A reposting from
Jan 13, 2025
Dear all,
Today, we are covering two medical breakthroughs in China:
A long-distance operation between a doctor in Beijing and a patient in Lhasa, Tibet, spanning 2,800 kilometers.
China’s brain-computer interface helps patients who have lost the ability to speak regain their voice.
The Ultra Long-Distance Operation Aided by Satellite
On January 1, 2023, Professor Liu Rong from the Chinese People's Liberation Army General Hospital successfully performed the world’s first ultra-remote robotic surgery based on satellite communication, using the APStar 6D communication satellite.
In this surgery, the doctor and the patient were located in Lhasa and Beijing, respectively. The surgical robot, controlled by Professor Liu, precisely completed the removal of a liver cancer tumor. The patient has since been discharged smoothly.
The success of this remote surgery is primarily attributed to the APStar 6D communication satellite, which was launched in 2020. Positioned 30,000 kilometers above Earth in geostationary orbit, the satellite offers exceptional coverage, enabling real-time connectivity over thousands of kilometers. To mitigate the risk of satellite communication signal delays, Chinese doctors and satellite scientists collaborated to make technical adjustments in key areas, such as data flow control. These adjustments successfully reduced transmission delays to near the theoretical limit, ensuring that surgical precision was not affected.

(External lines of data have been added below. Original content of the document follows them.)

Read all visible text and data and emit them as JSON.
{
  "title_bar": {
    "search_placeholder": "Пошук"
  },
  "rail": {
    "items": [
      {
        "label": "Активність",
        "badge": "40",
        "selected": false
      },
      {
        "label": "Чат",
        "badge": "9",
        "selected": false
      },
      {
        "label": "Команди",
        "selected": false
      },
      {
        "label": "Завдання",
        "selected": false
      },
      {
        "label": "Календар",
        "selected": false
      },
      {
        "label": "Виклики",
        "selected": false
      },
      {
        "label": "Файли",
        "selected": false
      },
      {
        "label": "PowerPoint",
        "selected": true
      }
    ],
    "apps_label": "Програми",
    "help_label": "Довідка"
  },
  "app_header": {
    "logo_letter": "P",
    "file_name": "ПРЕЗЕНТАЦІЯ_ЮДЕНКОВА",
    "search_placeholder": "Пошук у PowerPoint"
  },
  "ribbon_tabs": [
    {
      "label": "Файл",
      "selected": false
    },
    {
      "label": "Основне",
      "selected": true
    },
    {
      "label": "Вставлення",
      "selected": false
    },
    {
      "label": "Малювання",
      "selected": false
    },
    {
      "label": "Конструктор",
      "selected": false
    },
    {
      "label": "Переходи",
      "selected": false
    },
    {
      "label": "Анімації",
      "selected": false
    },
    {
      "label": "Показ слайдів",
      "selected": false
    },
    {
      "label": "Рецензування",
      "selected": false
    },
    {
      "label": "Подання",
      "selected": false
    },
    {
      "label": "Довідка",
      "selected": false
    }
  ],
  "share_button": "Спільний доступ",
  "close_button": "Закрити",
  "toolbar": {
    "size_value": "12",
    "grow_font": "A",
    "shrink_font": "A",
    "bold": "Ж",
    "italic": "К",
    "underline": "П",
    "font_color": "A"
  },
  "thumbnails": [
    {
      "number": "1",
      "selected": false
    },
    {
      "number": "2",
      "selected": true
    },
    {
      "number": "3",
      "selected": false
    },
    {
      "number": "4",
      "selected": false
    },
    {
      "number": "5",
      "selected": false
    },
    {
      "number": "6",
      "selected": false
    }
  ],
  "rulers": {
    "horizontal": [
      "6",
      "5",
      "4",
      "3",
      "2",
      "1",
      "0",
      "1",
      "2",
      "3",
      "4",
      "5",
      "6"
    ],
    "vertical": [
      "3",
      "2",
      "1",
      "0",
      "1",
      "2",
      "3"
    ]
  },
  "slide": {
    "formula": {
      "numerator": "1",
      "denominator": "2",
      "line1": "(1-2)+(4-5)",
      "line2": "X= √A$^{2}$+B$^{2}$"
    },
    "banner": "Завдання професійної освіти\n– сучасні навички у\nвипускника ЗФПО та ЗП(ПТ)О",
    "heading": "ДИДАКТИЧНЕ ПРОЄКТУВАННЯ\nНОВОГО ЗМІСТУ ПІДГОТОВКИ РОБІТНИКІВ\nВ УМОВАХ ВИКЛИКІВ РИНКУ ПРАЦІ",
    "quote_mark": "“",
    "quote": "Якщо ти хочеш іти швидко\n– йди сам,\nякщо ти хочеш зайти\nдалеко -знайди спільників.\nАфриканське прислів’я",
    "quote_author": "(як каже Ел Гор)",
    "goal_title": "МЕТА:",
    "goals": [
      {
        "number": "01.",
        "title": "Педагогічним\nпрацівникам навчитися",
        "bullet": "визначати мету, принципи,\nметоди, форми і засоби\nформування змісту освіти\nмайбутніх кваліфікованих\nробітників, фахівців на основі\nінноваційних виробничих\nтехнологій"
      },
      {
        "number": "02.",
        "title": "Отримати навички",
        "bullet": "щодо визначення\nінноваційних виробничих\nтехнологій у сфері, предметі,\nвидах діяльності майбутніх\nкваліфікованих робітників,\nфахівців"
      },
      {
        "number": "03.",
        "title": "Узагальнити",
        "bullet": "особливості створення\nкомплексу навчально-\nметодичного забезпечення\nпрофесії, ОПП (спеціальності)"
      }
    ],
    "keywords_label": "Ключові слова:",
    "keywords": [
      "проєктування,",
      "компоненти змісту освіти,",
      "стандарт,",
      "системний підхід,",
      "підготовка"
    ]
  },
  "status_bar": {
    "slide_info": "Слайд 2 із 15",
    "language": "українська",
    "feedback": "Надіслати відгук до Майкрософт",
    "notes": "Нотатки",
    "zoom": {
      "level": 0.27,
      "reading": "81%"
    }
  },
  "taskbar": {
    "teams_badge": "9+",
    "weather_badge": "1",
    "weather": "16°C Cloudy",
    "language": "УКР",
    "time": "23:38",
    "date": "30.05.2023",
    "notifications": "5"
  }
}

According to reports from CCTV, during the surgery, each precise action’s data was transmitted bi-directionally over nearly 150,000 kilometers of space, making it the first such instance both domestically and internationally.
This series of remote liver, gallbladder, and pancreatic surgeries spanned high-altitude plateaus and straits, demonstrating the feasibility, safety, and effectiveness of performing complex and challenging remote surgeries using China’s independently developed communication technology in conjunction with robotic surgical systems. This breakthrough means that patients worldwide now have the opportunity to receive treatment from China's top surgeons remotely.
China’s Brain-Computer Interface Helps Read Patients’ Minds
A Shanghai-based company recently achieved real-time decoding of Chinese language for the first time in a brain-computer interface clinical trial, in collaboration with the neurosurgery team from Huashan Hospital, Fudan University.
The surgery, conducted in December 2024, was performed on an epilepsy patient suffering from a brain tumor located near the language center. The tumor periodically triggered seizures.
The difficulty of the surgery lay in how to completely remove the tumor without damaging the patient's language center. To address this, the surgical team implanted a brain-computer interface beneath the patient’s dura mater and on the cortical surface of the brain.
These brain-computer interfaces will help the patient restore language functions after the surgery.
Specifically, after the brain-computer interface surgery, researchers will assist the patient in completing specific speech tasks. During this process, the patient will repeatedly read aloud or silently recite a series of Chinese syllables. The brain-computer interface device will collect the brain’s electrical signals from the language center in real-time. These signals contain information about the brain’s neural activity when producing specific syllables. By analyzing these signals, researchers can understand the characteristic patterns and regularities in the brain when different syllables are produced, laying the foundation for subsequent speech decoding algorithm training.
After the surgery, the patient achieved a 71% decoding accuracy for 142 commonly used Chinese syllables within five days, with a single-character decoding delay of less than 100 milliseconds. The real-time decoding of Chinese language is now closer to "thought-based speech." As the patient continues using the brain-computer interface and more stable and richer brainwave data is collected, the accuracy of language decoding will improve further.